Books • 23 May 2026
How To Know a Person

Book details
- Author
- David Brooks
- Rating
- ★★★★☆
- Book type
- Non-fiction
- Book format
- Ebook
I absolutely loved this book, and I captured dozens of quotes.
If it hadn’t felt slightly dragged out towards the end (a few superfluous chapters), this would have been five stars. Even so, I’d still recommend it wholeheartedly to almost anyone. It’s one of those rare books where you find yourself thinking, ‘I wish everyone could read this’.

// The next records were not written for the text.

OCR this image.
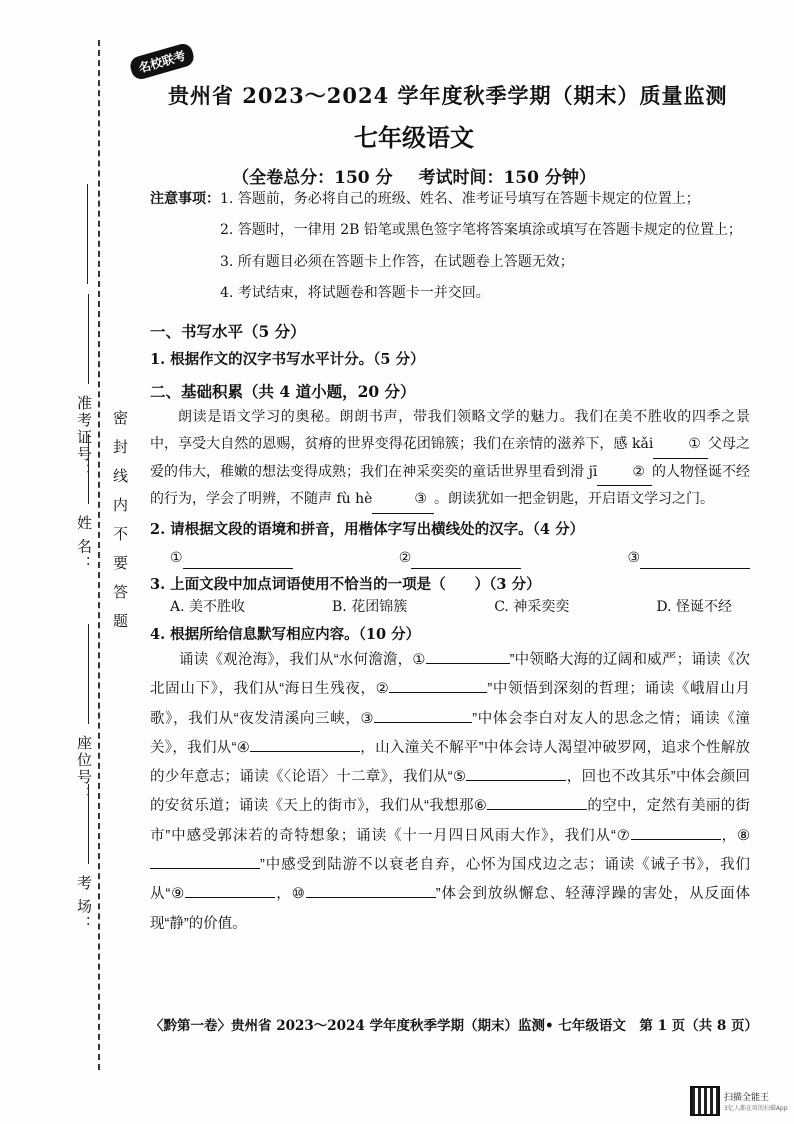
准考证号：
姓 名：
座位号：
考 场：
密封线内不要答题
名校联考
贵州省 2023～2024 学年度秋季学期（期末）质量监测
七年级语文
（全卷总分：150 分 考试时间：150 分钟）
注意事项： 1. 答题前，务必将自己的班级、姓名、准考证号填写在答题卡规定的位置上；
2. 答题时，一律用 2B 铅笔或黑色签字笔将答案填涂或填写在答题卡规定的位置上；
3. 所有题目必须在答题卡上作答，在试题卷上答题无效；
4. 考试结束，将试题卷和答题卡一并交回。
一、书写水平（5 分）
1. 根据作文的汉字书写水平计分。（5 分）
二、基础积累（共 4 道小题，20 分）
朗读是语文学习的奥秘。朗朗书声，带我们领略文学的魅力。我们在美不胜收的四季之景中，享受大自然的恩赐，贫瘠的世界变得花团锦簇；我们在亲情的滋养下，感 kǎi 	①  父母之爱的伟大，稚嫩的想法变得成熟；我们在神采奕奕的童话世界里看到滑 jī 	②  的人物怪诞不经的行为，学会了明辨，不随声 fù hè 	③  。朗读犹如一把金钥匙，开启语文学习之门。
2. 请根据文段的语境和拼音，用楷体字写出横线处的汉字。（4 分）
①	②	③
3. 上面文段中加点词语使用不恰当的一项是（　　）（3 分）
A. 美不胜收	B. 花团锦簇	C. 神采奕奕	D. 怪诞不经
4. 根据所给信息默写相应内容。（10 分）
诵读《观沧海》，我们从“水何澹澹，①	”中领略大海的辽阔和威严；诵读《次北固山下》，我们从“海日生残夜，②	”中领悟到深刻的哲理；诵读《峨眉山月歌》，我们从“夜发清溪向三峡，③	”中体会李白对友人的思念之情；诵读《潼关》，我们从“④	，山入潼关不解平”中体会诗人渴望冲破罗网，追求个性解放的少年意志；诵读《〈论语〉十二章》，我们从“⑤	，回也不改其乐”中体会颜回的安贫乐道；诵读《天上的街市》，我们从“我想那⑥	的空中，定然有美丽的街市”中感受郭沫若的奇特想象；诵读《十一月四日风雨大作》，我们从“⑦	，⑧”中感受到陆游不以衰老自弃，心怀为国戍边之志；诵读《诫子书》，我们从“⑨	，⑩	”体会到放纵懈怠、轻薄浮躁的害处，从反面体现“静”的价值。
〈黔第一卷〉贵州省 2023～2024 学年度秋季学期（期末）监测• 七年级语文　第 1 页（共 8 页）
扫描全能王
3亿人都在用的扫描App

I learnt so much about how to better relate to the people around me. Most of all, I came away determined to become more of what David Brooks refers to as an ‘illuminator’:
Illuminators… have a persistent curiosity about other people. They have been trained or have trained themselves in the craft of understanding others. They know what to look for and how to ask the right questions at the right time. They shine the brightness of their care on people and make them feel bigger, deeper, respected, lit up. I’m sure you’ve experienced a version of this: You meet somebody who seems wholly interested in you, who gets you, who helps you name and see things in yourself that maybe you hadn’t even yet put into words, and you become a better version of yourself. A biographer of the novelist E. M. Forster wrote, “To speak to him was to be seduced by an inverse charisma, a sense of being listened to with such intensity that you had to be your most honest, sharpest, and best self.” Imagine how good it would be to be that guy.